Having stuck up for Syncrude in the early stages of the blind, agonizing struggle over the Case of the Bitumen-Bathed Birds, I ought to express my disapproval of the high-pitched political threats made yesterday by the consortium’s lawyer, Robert White. White told the press that “If… Syncrude is guilty of this crime, the government is complicit and the industry is doomed… If by having a tailings pond we’re guilty of this charge, we have to stop having tailings ponds.”

When some business holds itself hostage, and argues that it must either be allowed to continue perpetrating illegal behaviour or it will vanish from existence, it’s a near-certain sign that its other legal and moral defences aren’t getting the job done.

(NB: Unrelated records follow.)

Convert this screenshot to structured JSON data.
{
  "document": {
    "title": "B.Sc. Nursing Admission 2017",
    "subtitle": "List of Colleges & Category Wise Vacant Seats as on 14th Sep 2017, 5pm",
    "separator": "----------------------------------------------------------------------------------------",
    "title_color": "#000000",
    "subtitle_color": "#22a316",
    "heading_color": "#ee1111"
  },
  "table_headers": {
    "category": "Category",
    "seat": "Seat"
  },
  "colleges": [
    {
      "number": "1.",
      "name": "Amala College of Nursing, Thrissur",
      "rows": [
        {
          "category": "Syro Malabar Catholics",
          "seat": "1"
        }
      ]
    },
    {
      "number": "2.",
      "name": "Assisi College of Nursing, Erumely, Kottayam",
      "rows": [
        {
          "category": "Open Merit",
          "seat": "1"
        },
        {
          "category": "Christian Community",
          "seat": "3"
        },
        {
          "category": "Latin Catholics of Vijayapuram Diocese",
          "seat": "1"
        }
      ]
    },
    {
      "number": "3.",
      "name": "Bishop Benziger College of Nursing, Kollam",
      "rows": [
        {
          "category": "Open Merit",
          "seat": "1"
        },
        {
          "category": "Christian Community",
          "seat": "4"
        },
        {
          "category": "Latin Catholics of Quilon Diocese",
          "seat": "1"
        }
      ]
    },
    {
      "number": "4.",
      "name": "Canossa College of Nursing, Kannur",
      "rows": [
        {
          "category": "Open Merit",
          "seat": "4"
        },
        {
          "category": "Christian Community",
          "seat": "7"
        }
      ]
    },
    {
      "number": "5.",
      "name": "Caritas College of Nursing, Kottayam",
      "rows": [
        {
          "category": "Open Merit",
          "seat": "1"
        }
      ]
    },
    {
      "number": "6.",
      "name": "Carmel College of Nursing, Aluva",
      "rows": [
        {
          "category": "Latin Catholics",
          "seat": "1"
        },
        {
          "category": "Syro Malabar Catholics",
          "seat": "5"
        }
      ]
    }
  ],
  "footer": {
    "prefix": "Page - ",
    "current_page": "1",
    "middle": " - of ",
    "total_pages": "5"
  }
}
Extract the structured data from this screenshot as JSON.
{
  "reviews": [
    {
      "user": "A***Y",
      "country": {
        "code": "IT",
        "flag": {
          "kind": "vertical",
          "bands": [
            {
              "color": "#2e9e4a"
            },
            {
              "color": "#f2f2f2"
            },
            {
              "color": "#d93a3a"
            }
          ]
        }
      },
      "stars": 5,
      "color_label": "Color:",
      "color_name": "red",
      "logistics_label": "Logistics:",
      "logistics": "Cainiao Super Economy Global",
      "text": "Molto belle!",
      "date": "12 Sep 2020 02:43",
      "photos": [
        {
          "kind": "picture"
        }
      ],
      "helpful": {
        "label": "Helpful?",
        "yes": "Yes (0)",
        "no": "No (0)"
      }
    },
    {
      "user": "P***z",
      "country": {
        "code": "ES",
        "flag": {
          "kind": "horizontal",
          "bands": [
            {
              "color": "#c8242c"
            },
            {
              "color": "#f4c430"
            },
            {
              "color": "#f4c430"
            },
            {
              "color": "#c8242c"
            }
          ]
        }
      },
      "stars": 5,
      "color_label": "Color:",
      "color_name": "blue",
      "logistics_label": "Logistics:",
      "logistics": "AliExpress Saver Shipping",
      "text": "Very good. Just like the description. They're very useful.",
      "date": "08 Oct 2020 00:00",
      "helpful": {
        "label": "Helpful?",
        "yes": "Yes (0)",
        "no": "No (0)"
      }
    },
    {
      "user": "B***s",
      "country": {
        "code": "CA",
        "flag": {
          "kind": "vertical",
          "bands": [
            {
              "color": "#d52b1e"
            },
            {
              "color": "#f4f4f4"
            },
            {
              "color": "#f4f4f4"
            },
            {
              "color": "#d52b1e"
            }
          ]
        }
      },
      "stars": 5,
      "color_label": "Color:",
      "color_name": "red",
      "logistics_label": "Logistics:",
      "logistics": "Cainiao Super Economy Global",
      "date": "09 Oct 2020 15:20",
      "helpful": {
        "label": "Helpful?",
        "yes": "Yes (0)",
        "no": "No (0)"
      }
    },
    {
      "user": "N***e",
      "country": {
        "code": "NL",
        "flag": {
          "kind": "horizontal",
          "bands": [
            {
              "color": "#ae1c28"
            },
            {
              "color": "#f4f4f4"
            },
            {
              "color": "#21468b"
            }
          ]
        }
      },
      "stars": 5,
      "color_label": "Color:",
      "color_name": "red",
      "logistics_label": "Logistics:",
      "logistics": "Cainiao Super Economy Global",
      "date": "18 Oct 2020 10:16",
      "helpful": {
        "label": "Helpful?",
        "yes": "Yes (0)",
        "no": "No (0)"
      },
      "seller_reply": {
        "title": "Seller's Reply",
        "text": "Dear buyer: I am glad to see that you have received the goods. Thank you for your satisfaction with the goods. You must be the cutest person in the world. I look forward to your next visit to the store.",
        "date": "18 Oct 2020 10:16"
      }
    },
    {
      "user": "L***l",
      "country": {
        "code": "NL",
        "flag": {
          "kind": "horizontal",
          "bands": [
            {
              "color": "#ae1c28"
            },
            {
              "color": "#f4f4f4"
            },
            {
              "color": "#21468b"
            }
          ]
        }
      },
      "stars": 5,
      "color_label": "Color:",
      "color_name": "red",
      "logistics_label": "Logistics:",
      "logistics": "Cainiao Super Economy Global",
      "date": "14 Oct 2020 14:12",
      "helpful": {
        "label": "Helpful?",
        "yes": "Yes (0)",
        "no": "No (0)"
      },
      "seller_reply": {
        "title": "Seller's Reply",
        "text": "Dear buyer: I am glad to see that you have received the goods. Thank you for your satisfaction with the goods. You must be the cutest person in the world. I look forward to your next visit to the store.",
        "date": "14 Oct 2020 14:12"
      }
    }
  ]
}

In this case the behaviour is only arguably illegal—that remains to be decided—but White isn’t arguing that it was, in fact, legal. His argument is that, no matter what the judge or any fair-minded observer might find, the consequences of a guilty verdict are simply intolerable. He has departed from making a defence under the law, and chosen to attack the power of the court to decide what the law is.

This would be understandable if the law, in this case, were unreasonable, dangerously subjective, or tyrannical. Speaking as someone who would be as happy as a cat in a yarn factory if the regulatory apparatus of state were reduced to 1% of its current size, I don’t see that this is so. Reasonable efforts to protect migratory birds, as the judge rightly reminded White this morning, are among the conditions of Syncrude’s license to create gigantic tailings ponds. The key issue in the trial is whether the efforts Syncrude did make were, in fact, reasonable. “Provincial law does not require that Syncrude performs the impossible,” observed Judge Tjosvold; he might have added that if Syncrude’s activity is inherently incompatible with provincial law, then either legislators must change the law or Syncrude must stop. That’s what the word “law” means, yes?